Bakın takım maç kaybedebilir. Futbol bu. Ama oyun disiplininden kopmaması çok önemli.
Dün maç 5-0 iken ön alanda 5 kişi ile pres yapan bir Fenerbahçe’yi hayatımda ilk kez gördüm ben. Bu çok değerli bir şey. 5’inci dakikada da 90’ıncı dakikada da aynı oyunu oynamak büyük takım işidir.
Ayrıca kendi kanalımdaki son yayınımda Jesus’un Luan Peres’in sakatlığı sonrası üçlüden dörtlüye dönebileceğinden bahsetmiştim.
Dün maçta ilginç bir formasyon denemesi izletti bize Jesus.
15 er dakikalık periyodlarla Fenerbahçe üçlüden dörtlüye, dörtlüden üçlüye geçişler yaptı.
Zaman zaman Alioski, Szalai, Gustavo, Ferdi dörtlü defansını gördük, zaman zaman da sol stoper Szalai, merkez stoper Arao, sağ stoper Gustavo ile üçlü savunma gördük.
Bu dakikalarda sol kanat bek Alioski, sağ kanat bek Ferdi oldu.
Bazı izleyiciler hayır öyle olmadı, Arao 6 numara pozisyonu oynadığı için stoperlerden top almaya geldi diyebilirler. Ancak dikkatli baktıklarında sahaya yerleşimin o dakikalarda üçlüye geçtiğini göreceklerdir. Hazır Arao’dan bahsetmişken şunu da belirteyim:
Arao geldiği günden beri bir türlü oyun tarzına ısınamadığım bir oyuncu. Ancak dün Jesus’un onu neden getirdiğini gördük. Bu oyuncunun en önemli özelliği diagonal uzun paslar atarak oyunun yönünü değiştirmesi. Bu zamana kadar bunu görememeiş olmamız aslında rakiplerin çizgi halinde bir savunma hattıyla Fenerbahçe’ye karşı oynamaları.

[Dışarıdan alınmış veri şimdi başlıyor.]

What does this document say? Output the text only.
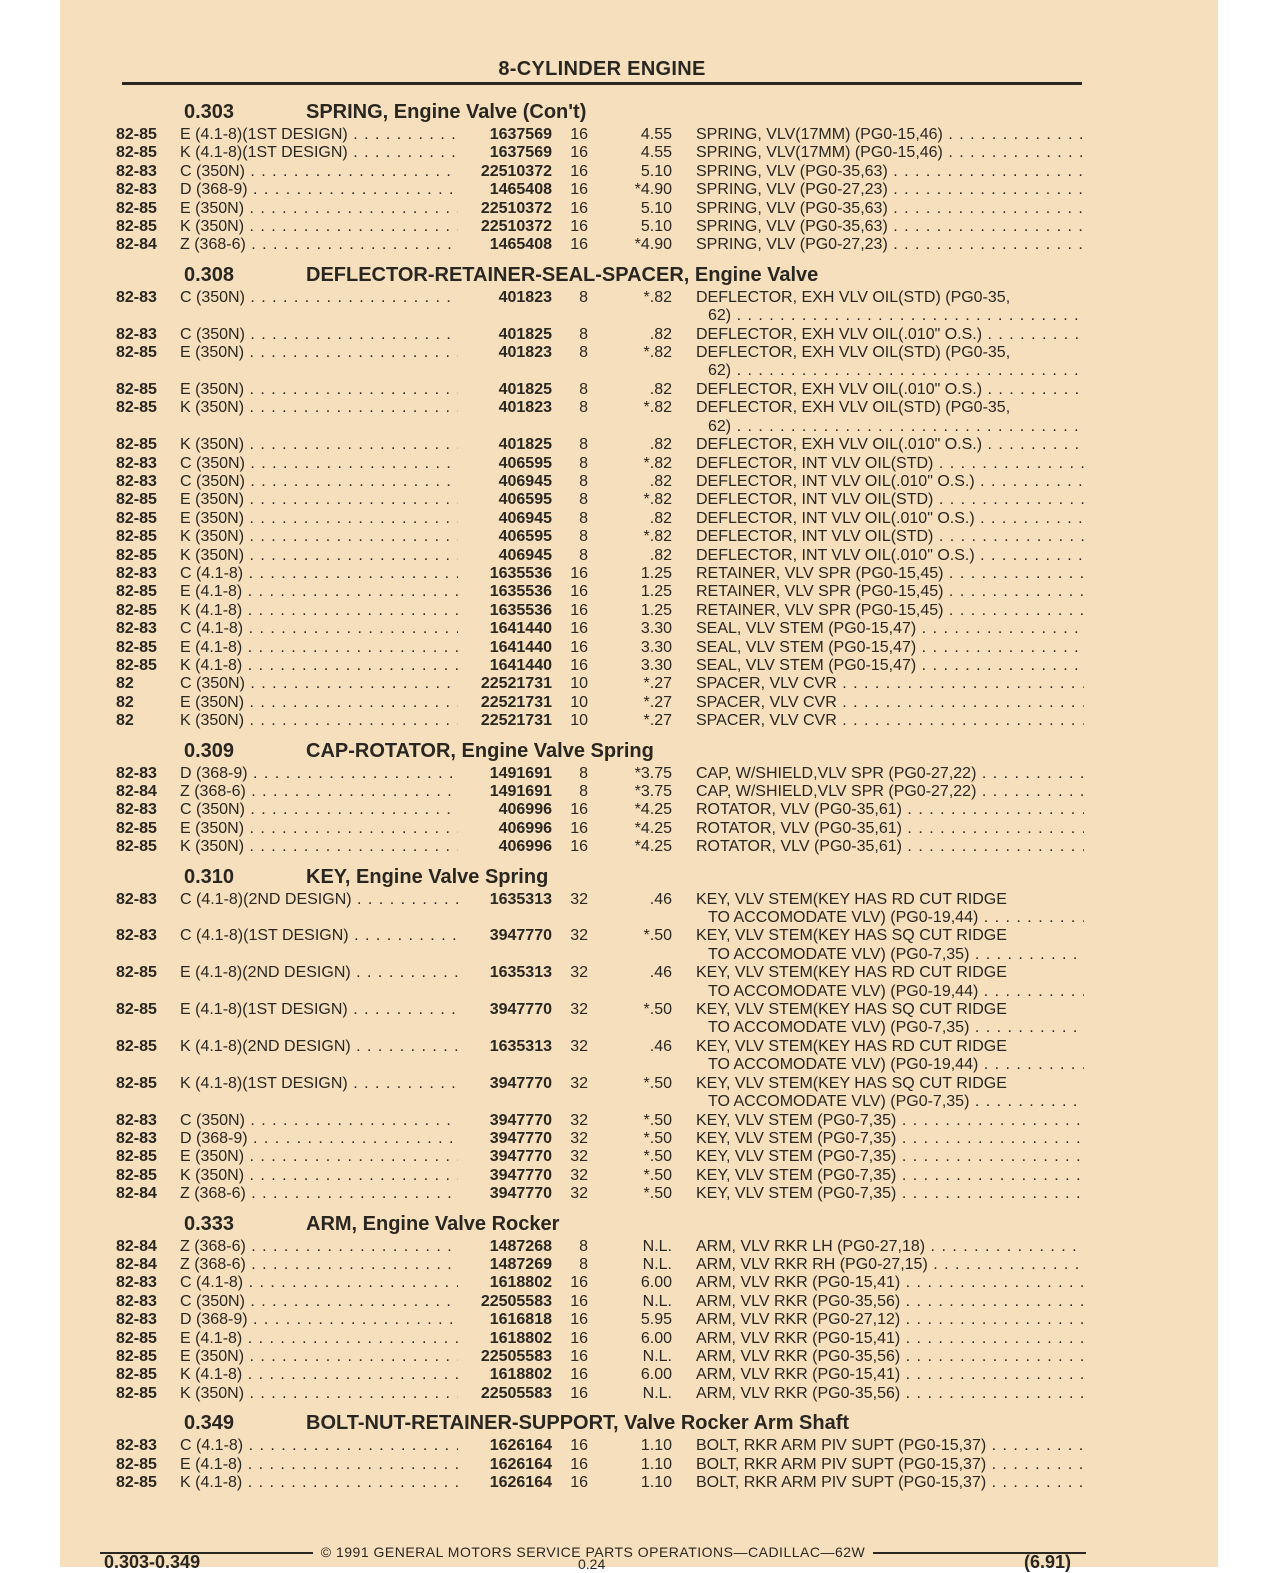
8-CYLINDER ENGINE
0.303	SPRING, Engine Valve (Con't)
82-85	E (4.1-8)(1ST DESIGN) . . .	1637569	16	4.55	SPRING, VLV(17MM) (PG0-15,46) . . .
82-85	K (4.1-8)(1ST DESIGN) . . .	1637569	16	4.55	SPRING, VLV(17MM) (PG0-15,46) . . .
82-83	C (350N) . . .	22510372	16	5.10	SPRING, VLV (PG0-35,63) . . .
82-83	D (368-9) . . .	1465408	16	*4.90	SPRING, VLV (PG0-27,23) . . .
82-85	E (350N) . . .	22510372	16	5.10	SPRING, VLV (PG0-35,63) . . .
82-85	K (350N) . . .	22510372	16	5.10	SPRING, VLV (PG0-35,63) . . .
82-84	Z (368-6) . . .	1465408	16	*4.90	SPRING, VLV (PG0-27,23) . . .
0.308	DEFLECTOR-RETAINER-SEAL-SPACER, Engine Valve
82-83	C (350N) . . .	401823	8	*.82	DEFLECTOR, EXH VLV OIL(STD) (PG0-35,
62) . . .
82-83	C (350N) . . .	401825	8	.82	DEFLECTOR, EXH VLV OIL(.010" O.S.) . . .
82-85	E (350N) . . .	401823	8	*.82	DEFLECTOR, EXH VLV OIL(STD) (PG0-35,
62) . . .
82-85	E (350N) . . .	401825	8	.82	DEFLECTOR, EXH VLV OIL(.010" O.S.) . . .
82-85	K (350N) . . .	401823	8	*.82	DEFLECTOR, EXH VLV OIL(STD) (PG0-35,
62) . . .
82-85	K (350N) . . .	401825	8	.82	DEFLECTOR, EXH VLV OIL(.010" O.S.) . . .
82-83	C (350N) . . .	406595	8	*.82	DEFLECTOR, INT VLV OIL(STD) . . .
82-83	C (350N) . . .	406945	8	.82	DEFLECTOR, INT VLV OIL(.010" O.S.) . . .
82-85	E (350N) . . .	406595	8	*.82	DEFLECTOR, INT VLV OIL(STD) . . .
82-85	E (350N) . . .	406945	8	.82	DEFLECTOR, INT VLV OIL(.010" O.S.) . . .
82-85	K (350N) . . .	406595	8	*.82	DEFLECTOR, INT VLV OIL(STD) . . .
82-85	K (350N) . . .	406945	8	.82	DEFLECTOR, INT VLV OIL(.010" O.S.) . . .
82-83	C (4.1-8) . . .	1635536	16	1.25	RETAINER, VLV SPR (PG0-15,45) . . .
82-85	E (4.1-8) . . .	1635536	16	1.25	RETAINER, VLV SPR (PG0-15,45) . . .
82-85	K (4.1-8) . . .	1635536	16	1.25	RETAINER, VLV SPR (PG0-15,45) . . .
82-83	C (4.1-8) . . .	1641440	16	3.30	SEAL, VLV STEM (PG0-15,47) . . .
82-85	E (4.1-8) . . .	1641440	16	3.30	SEAL, VLV STEM (PG0-15,47) . . .
82-85	K (4.1-8) . . .	1641440	16	3.30	SEAL, VLV STEM (PG0-15,47) . . .
82	C (350N) . . .	22521731	10	*.27	SPACER, VLV CVR . . .
82	E (350N) . . .	22521731	10	*.27	SPACER, VLV CVR . . .
82	K (350N) . . .	22521731	10	*.27	SPACER, VLV CVR . . .
0.309	CAP-ROTATOR, Engine Valve Spring
82-83	D (368-9) . . .	1491691	8	*3.75	CAP, W/SHIELD,VLV SPR (PG0-27,22) . . .
82-84	Z (368-6) . . .	1491691	8	*3.75	CAP, W/SHIELD,VLV SPR (PG0-27,22) . . .
82-83	C (350N) . . .	406996	16	*4.25	ROTATOR, VLV (PG0-35,61) . . .
82-85	E (350N) . . .	406996	16	*4.25	ROTATOR, VLV (PG0-35,61) . . .
82-85	K (350N) . . .	406996	16	*4.25	ROTATOR, VLV (PG0-35,61) . . .
0.310	KEY, Engine Valve Spring
82-83	C (4.1-8)(2ND DESIGN) . . .	1635313	32	.46	KEY, VLV STEM(KEY HAS RD CUT RIDGE
TO ACCOMODATE VLV) (PG0-19,44) . . .
82-83	C (4.1-8)(1ST DESIGN) . . .	3947770	32	*.50	KEY, VLV STEM(KEY HAS SQ CUT RIDGE
TO ACCOMODATE VLV) (PG0-7,35) . . .
82-85	E (4.1-8)(2ND DESIGN) . . .	1635313	32	.46	KEY, VLV STEM(KEY HAS RD CUT RIDGE
TO ACCOMODATE VLV) (PG0-19,44) . . .
82-85	E (4.1-8)(1ST DESIGN) . . .	3947770	32	*.50	KEY, VLV STEM(KEY HAS SQ CUT RIDGE
TO ACCOMODATE VLV) (PG0-7,35) . . .
82-85	K (4.1-8)(2ND DESIGN) . . .	1635313	32	.46	KEY, VLV STEM(KEY HAS RD CUT RIDGE
TO ACCOMODATE VLV) (PG0-19,44) . . .
82-85	K (4.1-8)(1ST DESIGN) . . .	3947770	32	*.50	KEY, VLV STEM(KEY HAS SQ CUT RIDGE
TO ACCOMODATE VLV) (PG0-7,35) . . .
82-83	C (350N) . . .	3947770	32	*.50	KEY, VLV STEM (PG0-7,35) . . .
82-83	D (368-9) . . .	3947770	32	*.50	KEY, VLV STEM (PG0-7,35) . . .
82-85	E (350N) . . .	3947770	32	*.50	KEY, VLV STEM (PG0-7,35) . . .
82-85	K (350N) . . .	3947770	32	*.50	KEY, VLV STEM (PG0-7,35) . . .
82-84	Z (368-6) . . .	3947770	32	*.50	KEY, VLV STEM (PG0-7,35) . . .
0.333	ARM, Engine Valve Rocker
82-84	Z (368-6) . . .	1487268	8	N.L.	ARM, VLV RKR LH (PG0-27,18) . . .
82-84	Z (368-6) . . .	1487269	8	N.L.	ARM, VLV RKR RH (PG0-27,15) . . .
82-83	C (4.1-8) . . .	1618802	16	6.00	ARM, VLV RKR (PG0-15,41) . . .
82-83	C (350N) . . .	22505583	16	N.L.	ARM, VLV RKR (PG0-35,56) . . .
82-83	D (368-9) . . .	1616818	16	5.95	ARM, VLV RKR (PG0-27,12) . . .
82-85	E (4.1-8) . . .	1618802	16	6.00	ARM, VLV RKR (PG0-15,41) . . .
82-85	E (350N) . . .	22505583	16	N.L.	ARM, VLV RKR (PG0-35,56) . . .
82-85	K (4.1-8) . . .	1618802	16	6.00	ARM, VLV RKR (PG0-15,41) . . .
82-85	K (350N) . . .	22505583	16	N.L.	ARM, VLV RKR (PG0-35,56) . . .
0.349	BOLT-NUT-RETAINER-SUPPORT, Valve Rocker Arm Shaft
82-83	C (4.1-8) . . .	1626164	16	1.10	BOLT, RKR ARM PIV SUPT (PG0-15,37) . . .
82-85	E (4.1-8) . . .	1626164	16	1.10	BOLT, RKR ARM PIV SUPT (PG0-15,37) . . .
82-85	K (4.1-8) . . .	1626164	16	1.10	BOLT, RKR ARM PIV SUPT (PG0-15,37) . . .
© 1991 GENERAL MOTORS SERVICE PARTS OPERATIONS—CADILLAC—62W
0.303-0.349	0.24	(6.91)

Savunma hattının arkasına koşu gelse dahi paslar savunmaya takıldığında bu Arao’nun hanesine negatif olarak yazılıyordu. Ancak dün Alanyaspor’un açık oynama isteğiyle o uzun paslar adresini buldu ve Fenerbahçe daha az pasla pozisyona girebildi. Bunda da aslan payı Arao’ya aitti.
Bu arada Jesus’un Arda Güler hakkında söyledikleri de çok anlamlı. Canlı yayında Arda’ya oğluna neler yapması gerektiği hakkında öğüt veren bir baba gibi tavsiyelerde bulundu. Bu saatten sonra Arda da bunu düşünüp fiziğini güçlendirmek için ekstra çalışmalar yapmalı.
Bir parantez de Crespo’ya dolaylı olarak da Vitor Perreira’ya açmak gerekiyor.
Hocam sen Portekiz İkinci Ligi’nden bize Gattuso getirmişsin yahu! Helal olsun sana!
Kim Min Jae ve Crespo! Vitor Hoca’nın keşifleri.
Biri 18 milyon Euro’ya gitti şimdiden Napoli’de şov yapıyor.
Diğeri de çok para kazandıracak Fenerbahçe’ye belli ki…
Dolayısıyla ben senden razıyım Vitor hocam!